Interestingly, pricier Android phones are not found where you might think, in wealthier cities like Beijing and Shanghai. Instead, the highest average spending on a new Android phone in China is found in the frozen north: $359 in Panjin, Liaoning province; $352 in Ordos, Inner Mongolia; $351 in Dalian, Liaoning. Those cities might be out in the sticks, but they have fairly high GDP per capita, Umeng notes.

You might recognize the name Ordos from its global notoriety as a brand-new, well-developed, but largely empty urbanization project. It’s a ghost city.

Big-city cheapskates

Here are a few more well-known Chinese cities that are much lower down in terms of average phone price:

  • 30th: Beijing

  • 47th: Shanghai

  • 70th: Shenzhen

  • 149th: Guangzhou

Umeng says that Guangzhou’s average price was just $224 per new Android phone. The huge number of people in these major cities pushed down the national average. Figures for the other major cities are not available.

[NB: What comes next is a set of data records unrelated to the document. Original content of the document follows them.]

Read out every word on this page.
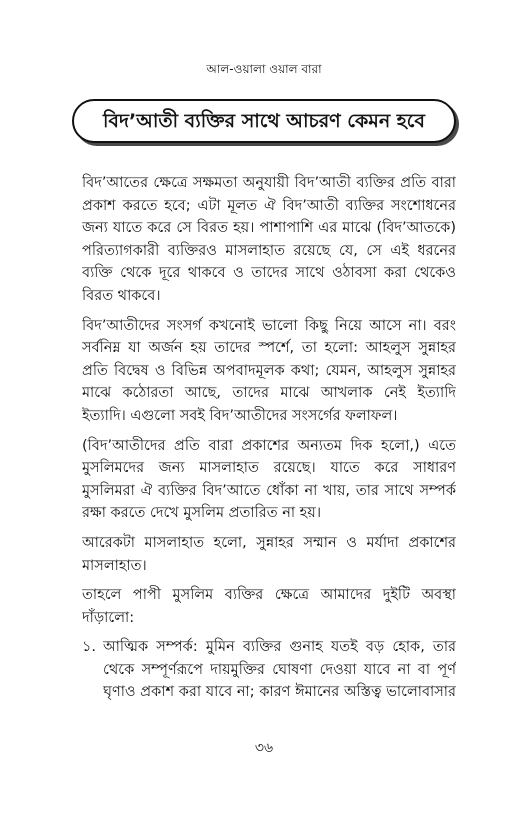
আল-ওয়ালা ওয়াল বারা
বিদ’আতী ব্যক্তির সাথে আচরণ কেমন হবে
বিদ’আতের ক্ষেত্রে সক্ষমতা অনুযায়ী বিদ’আতী ব্যক্তির প্রতি বারা
প্রকাশ করতে হবে; এটা মূলত ঐ বিদ’আতী ব্যক্তির সংশোধনের
জন্য যাতে করে সে বিরত হয়। পাশাপাশি এর মাঝে (বিদ’আতকে)
পরিত্যাগকারী ব্যক্তিরও মাসলাহাত রয়েছে যে, সে এই ধরনের
ব্যক্তি থেকে দূরে থাকবে ও তাদের সাথে ওঠাবসা করা থেকেও
বিরত থাকবে।
বিদ’আতীদের সংসর্গ কখনোই ভালো কিছু নিয়ে আসে না। বরং
সর্বনিম্ন যা অর্জন হয় তাদের স্পর্শে, তা হলো: আহলুস সুন্নাহর
প্রতি বিদ্বেষ ও বিভিন্ন অপবাদমূলক কথা; যেমন, আহলুস সুন্নাহর
মাঝে কঠোরতা আছে, তাদের মাঝে আখলাক নেই ইত্যাদি
ইত্যাদি। এগুলো সবই বিদ’আতীদের সংসর্গের ফলাফল।
(বিদ’আতীদের প্রতি বারা প্রকাশের অন্যতম দিক হলো,) এতে
মুসলিমদের জন্য মাসলাহাত রয়েছে। যাতে করে সাধারণ
মুসলিমরা ঐ ব্যক্তির বিদ’আতে ধোঁকা না খায়, তার সাথে সম্পর্ক
রক্ষা করতে দেখে মুসলিম প্রতারিত না হয়।
আরেকটা মাসলাহাত হলো, সুন্নাহর সম্মান ও মর্যাদা প্রকাশের
মাসলাহাত।
তাহলে পাপী মুসলিম ব্যক্তির ক্ষেত্রে আমাদের দুইটি অবস্থা
দাঁড়ালো:
১. আত্মিক সম্পর্ক: মুমিন ব্যক্তির গুনাহ যতই বড় হোক, তার
থেকে সম্পূর্ণরূপে দায়মুক্তির ঘোষণা দেওয়া যাবে না বা পূর্ণ
ঘৃণাও প্রকাশ করা যাবে না; কারণ ঈমানের অস্তিত্ব ভালোবাসার
৩৬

Of course, as with all statistics, Umeng’s come with a few notes of caution. The analytics platform doesn’t take into account grey-import phones for some reason (those phones smuggled from other countries to avoid sales taxes, usually brought in from Hong Kong, even though they’re very common in China for phones at all price-points. Plus, the data only includes those going online via 2G or 3G, not via wi-fi.

On a budget

Luckily for phone manufacturers, they’re already tuned into this trend for cheap yet good quality smartphones, and are bringing the cost of quad-core Android smartphones as low as $130, which is well below the national average. Phones like the Xiaomi Hongmi, which costs RMB 999 ($125), will likely push the average price down even further, posing a huge threat to flagship phones from brands like HTC and Samsung, which tend to cost in excess of $500.

These days, the price threshold for a more top-line, less plasticky, Chinese-made Android phone – like the Xiaomi Mi3 or Meizu MX3 – is $325 to $400.